Changing the Conversation


New Adult isn't about sex, and adolescence isn't about sex. It's about taking that inkling of who you are as a person and figuring out how to relate with everyone else while being that person.

So, there's still "coming of age," there's still identity formation, there's still existential angst, only now it's further complicated by the 'other,' the prospective partner with all the vagaries that inhabit that in-between space of modern dating.

Scary German Words


New Adult is not Bildungsroman. I'll break this down separately in greater depth for those who enjoy literary criticism, but for now I'm going to state emphatically that while the hero's journey and a lot of Young Adult can be considered Bildungsroman, New Adult is systemically different.

What the German genre looks at is growing up, casting off childhood foolishness and eventually maturing into a societally productive adult. Firstly, New Adult skips forward from childhood as the German's would understand it, though still takes place inside adolescence.

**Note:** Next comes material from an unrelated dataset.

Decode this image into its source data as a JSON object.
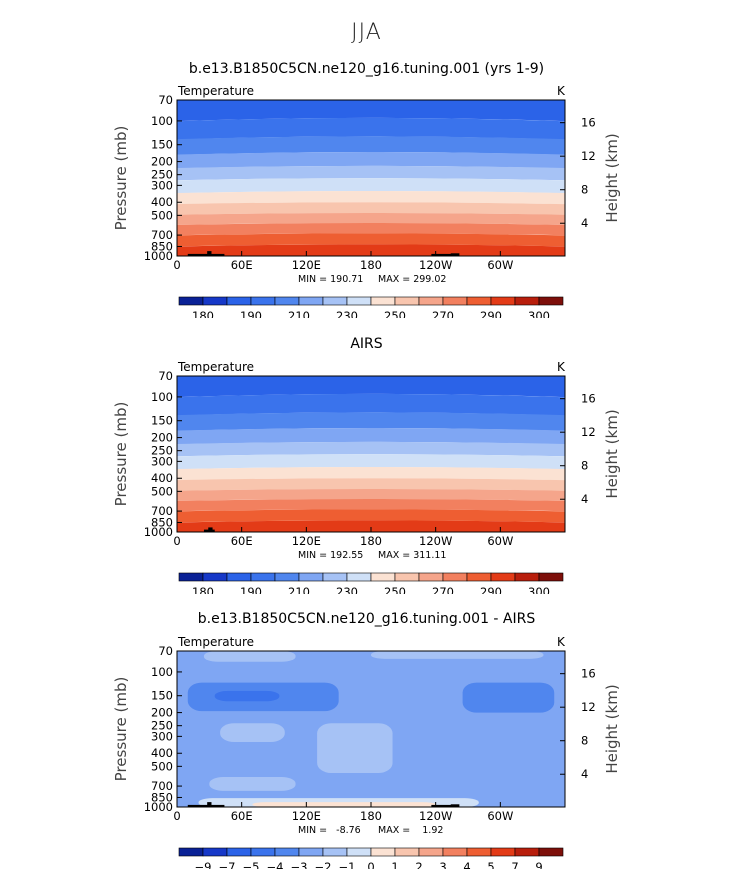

And while some authors may choose to add elements of growth to their characters, I would venture that few would consider their characters foolish, or in need of casting off their childhood in order to be productive members of society.

In fact, I believe New Adult represents a reaction to this very idea, that there is something fundamentally flawed about adolescents which much be grown out of.

Yes, compelling drama leads to changed characters, but the most interesting thing about New Adult is not that the characters are casting things off, but that they are exploring and accepting that which they already are.

Toward a new definition of New Adult


I'll likely write several articles that further explicate this concept. But I started this article asking: Is it all about sex? So let's return there.

Late adolescence is about transitioning from 'Who am I by myself?' to 'Who am I in this larger world?' Thus, New Adult will contain themes of growth and change, and yes, sex. But it is fundamentally about Intimacy vs. Isolation, in the words of Erikson. It is about being both one's self, and being with others. Relationships, friendships, marriages and families all contain elements of this.

Sex is the capital upon which the emergent self-esteem is valued. Even among friends, sexual appeal garners distinctions and power. It is inescapably part of being human.

I don't argue that we try, but I do argue that sex is a symptom. A compelling, marketable symptom, but not the underlying structure under examination.

New Adult is not about sex. New Adult is about moving from the more rigid structures of mid-adolescents into the near free-fall of psuedo-adulthood and the compelling angst and confusion that process creates in individuals whose brains are still settling and forming.

New Adult is about the quest for self-definition, not absent the world, but in relationship with it. Heroes do not quest through the underworld for some personal enlightenment. They cross the swampy nether regions of their own world and attempt to keep their head above water while learning to live not just for themselves, but for those they care about as well.

New Adult will never be without sexual power and politics, but it need not find itself solely concerned with it either. Every late adolescent must face the possibility of isolation and the question of intimacy, and while sexuality is the capital upon which that is traded, the value of it to each individual is markedly different.

For some, it may hold no value at all.